Естественно, что меня поняли лишь немногие мои ученики, но их широко раскрытые от изумления глаза, их зачарованность сделанным мною сообщением были сигналом того, что что-то все-таки коснулось их сознания.

Как, например, Каролино, который сразу же после урока подошел ко мне. Когда он заговорил, я на него не смотрел. Но, подняв глаза, увидел, что лицо его, усыпанное красноватыми угрями, было белым как полотно.

– Сеньор доктор…

– Я слушаю тебя.

– Я не знаю, верно ли я понял…

– Ну, ну, я слушаю.

– Но, как я понял, я хочу сказать…

– Говори.

– Вот… но… это все так… Не знаю, как сказать: все это так сильно, так… Но я, я уже знаю, кто я есть, я уже себя знаю, я хочу сказать, я уже себя видел. И я хотел обо всем этом поговорить с сеньором доктором.

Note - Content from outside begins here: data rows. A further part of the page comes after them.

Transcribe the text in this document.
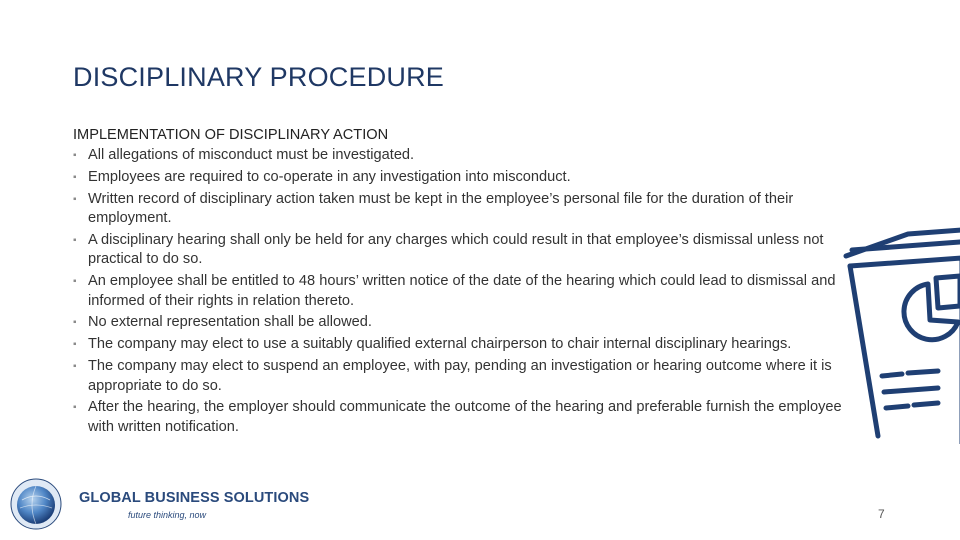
DISCIPLINARY PROCEDURE
IMPLEMENTATION OF DISCIPLINARY ACTION
▪ All allegations of misconduct must be investigated.
▪ Employees are required to co-operate in any investigation into misconduct.
▪ Written record of disciplinary action taken must be kept in the employee’s personal file for the duration of their employment.
▪ A disciplinary hearing shall only be held for any charges which could result in that employee’s dismissal unless not practical to do so.
▪ An employee shall be entitled to 48 hours’ written notice of the date of the hearing which could lead to dismissal and informed of their rights in relation thereto.
▪ No external representation shall be allowed.
▪ The company may elect to use a suitably qualified external chairperson to chair internal disciplinary hearings.
▪ The company may elect to suspend an employee, with pay, pending an investigation or hearing outcome where it is appropriate to do so.
▪ After the hearing, the employer should communicate the outcome of the hearing and preferable furnish the employee with written notification.
GLOBAL BUSINESS SOLUTIONS
future thinking, now	7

Когда вот так какой-нибудь ученик искал моего внимания, я, естественно, не пытался прийти с ним к взаимопониманию в плане очевидности, совпадения точек зрения, мыслей, дружбы двух мужчин, которые узнают друг друга и ищут себя в общении: я заботился лишь о том, как разъяснить, научить, информировать, не навязывая своей точки зрения, потому что такими понятиями, как очевидность и общность, я оперировал только тогда, когда говорил для всех, как будто только между преподавателем и каждым учеником, взятым отдельно и вместе с тем объединенным в коллектив, мог происходить обмен проверенными, четкими, ясными мыслями. Но у Рябенького не было мыслей, разве что была безумная тревога.

– У тебя еще есть уроки?

– Нет, сеньор доктор.

– Тогда, если хочешь, можешь пойти со мной. Я хочу подышать свежим воздухом.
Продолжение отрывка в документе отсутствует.